Before polishing lines, examine:
- Does the opening earn attention?
- Does each section build logically or emotionally?
- Is the ending inevitable, or abrupt?
A well-structured piece with simple sentences will outperform a beautifully written but structurally weak one.
Structural Reset Exercise
Outline your draft after writing it. Identify the actual shape. Does it match what you intended?
5. Write Slower, On Purpose
Intermediate writers often write quickly because they can.
But speed sometimes masks avoidance—avoiding deeper thought, riskier phrasing, or sharper specificity.
Slow Writing Drill
- Write one paragraph in 15 minutes.
- Consider every verb choice.
- Replace vague adjectives with concrete details.
Slowing down reveals habits you didn’t know you had.
6. Change the Medium to Change the Mindset
If you draft everything on a laptop, try writing longhand. If you always write in a notebook, type directly into a document.
Medium shapes thinking.
- Longhand often slows thought and deepens reflection.

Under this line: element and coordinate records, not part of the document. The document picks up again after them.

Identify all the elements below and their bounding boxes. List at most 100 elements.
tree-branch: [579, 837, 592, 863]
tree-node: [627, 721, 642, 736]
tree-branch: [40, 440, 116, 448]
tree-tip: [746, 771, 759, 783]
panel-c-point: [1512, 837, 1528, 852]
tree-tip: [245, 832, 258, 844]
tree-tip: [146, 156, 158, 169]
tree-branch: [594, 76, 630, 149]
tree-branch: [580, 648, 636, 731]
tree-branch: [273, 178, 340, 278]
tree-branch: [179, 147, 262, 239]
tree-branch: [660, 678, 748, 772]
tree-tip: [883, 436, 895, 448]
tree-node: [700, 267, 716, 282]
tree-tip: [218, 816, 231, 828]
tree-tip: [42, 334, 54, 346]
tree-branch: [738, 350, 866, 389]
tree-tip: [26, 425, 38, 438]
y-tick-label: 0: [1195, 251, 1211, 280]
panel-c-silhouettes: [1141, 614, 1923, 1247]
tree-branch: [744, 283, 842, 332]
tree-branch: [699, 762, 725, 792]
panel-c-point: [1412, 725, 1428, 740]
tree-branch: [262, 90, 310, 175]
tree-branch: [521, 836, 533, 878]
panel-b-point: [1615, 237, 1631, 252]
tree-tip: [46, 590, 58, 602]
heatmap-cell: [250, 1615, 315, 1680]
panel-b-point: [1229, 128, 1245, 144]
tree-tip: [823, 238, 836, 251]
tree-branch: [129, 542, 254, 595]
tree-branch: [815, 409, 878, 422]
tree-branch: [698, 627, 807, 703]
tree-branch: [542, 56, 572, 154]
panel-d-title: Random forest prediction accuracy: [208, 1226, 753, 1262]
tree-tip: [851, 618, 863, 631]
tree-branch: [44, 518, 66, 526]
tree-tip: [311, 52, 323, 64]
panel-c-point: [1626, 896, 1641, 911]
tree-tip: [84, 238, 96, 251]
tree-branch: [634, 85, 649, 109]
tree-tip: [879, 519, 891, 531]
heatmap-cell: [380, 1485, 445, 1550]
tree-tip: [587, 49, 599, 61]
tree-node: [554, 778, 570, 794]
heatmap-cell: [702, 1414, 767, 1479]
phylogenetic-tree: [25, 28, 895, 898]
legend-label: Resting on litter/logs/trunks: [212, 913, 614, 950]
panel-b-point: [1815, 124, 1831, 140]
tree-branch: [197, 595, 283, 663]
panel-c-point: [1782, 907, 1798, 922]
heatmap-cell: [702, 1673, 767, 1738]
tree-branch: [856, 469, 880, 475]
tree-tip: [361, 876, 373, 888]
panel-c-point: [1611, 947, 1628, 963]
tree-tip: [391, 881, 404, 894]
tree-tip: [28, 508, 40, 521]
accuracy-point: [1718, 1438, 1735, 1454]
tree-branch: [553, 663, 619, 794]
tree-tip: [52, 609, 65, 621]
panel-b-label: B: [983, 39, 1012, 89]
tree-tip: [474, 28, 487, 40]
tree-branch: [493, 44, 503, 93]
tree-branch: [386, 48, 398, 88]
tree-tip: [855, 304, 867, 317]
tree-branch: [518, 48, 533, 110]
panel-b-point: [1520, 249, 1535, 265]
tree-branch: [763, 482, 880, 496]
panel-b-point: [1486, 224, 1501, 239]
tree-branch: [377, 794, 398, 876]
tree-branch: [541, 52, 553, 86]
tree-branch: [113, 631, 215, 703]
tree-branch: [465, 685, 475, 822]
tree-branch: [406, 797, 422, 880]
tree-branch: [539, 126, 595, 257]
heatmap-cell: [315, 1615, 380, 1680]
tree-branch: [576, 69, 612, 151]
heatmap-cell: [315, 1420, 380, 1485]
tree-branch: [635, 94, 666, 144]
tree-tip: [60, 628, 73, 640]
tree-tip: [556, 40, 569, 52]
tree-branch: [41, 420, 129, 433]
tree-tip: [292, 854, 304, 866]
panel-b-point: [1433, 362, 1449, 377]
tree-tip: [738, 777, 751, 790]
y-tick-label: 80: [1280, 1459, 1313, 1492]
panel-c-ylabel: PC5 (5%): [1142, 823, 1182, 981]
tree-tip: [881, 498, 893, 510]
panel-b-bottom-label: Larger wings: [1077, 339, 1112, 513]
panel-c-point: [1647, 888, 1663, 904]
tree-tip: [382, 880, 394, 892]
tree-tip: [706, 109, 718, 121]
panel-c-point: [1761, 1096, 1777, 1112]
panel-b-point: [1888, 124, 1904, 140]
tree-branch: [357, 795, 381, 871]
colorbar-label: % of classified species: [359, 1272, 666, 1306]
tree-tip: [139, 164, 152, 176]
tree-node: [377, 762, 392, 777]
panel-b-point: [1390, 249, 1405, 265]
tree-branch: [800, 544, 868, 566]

- Typing can increase output and structural experimentation.
Intermediate writers benefit from disrupting routine. When you change the tool, you often change the tone.
7. Edit for Energy, Not Just Clarity
Clarity is essential. But energy is what makes writing compelling.
When revising, ask:
- Where does the momentum dip?
- Which paragraph feels alive?
- Where do I start skimming my own work?
Cut what feels dull—even if it’s technically sound.
Energy Test
Read your piece aloud. Notice where your voice flattens or speeds up unnaturally. Those are revision points.
8. Redefine “Productivity” as Depth, Not Volume
Intermediate writers often measure progress by word count.
But growth at this stage isn’t about producing more. It’s about producing better.
Ask yourself:
- Did I discover something new in this piece?
- Did I take a creative risk?
- Did I refine one specific weakness?
A single deeply revised paragraph can improve your craft more than 2,000 untouched words.
Final Thoughts: You’re Not Stuck—You’re Transitioning
If you feel plateaued, that’s not failure. It’s a signal.
Beginners struggle with finishing. Intermediate writers struggle with refining. The shift from competence to craft requires intentional discomfort.
Change how you approach writing, and your writing will change.
Not because you chased inspiration.
But because you trained your perspective.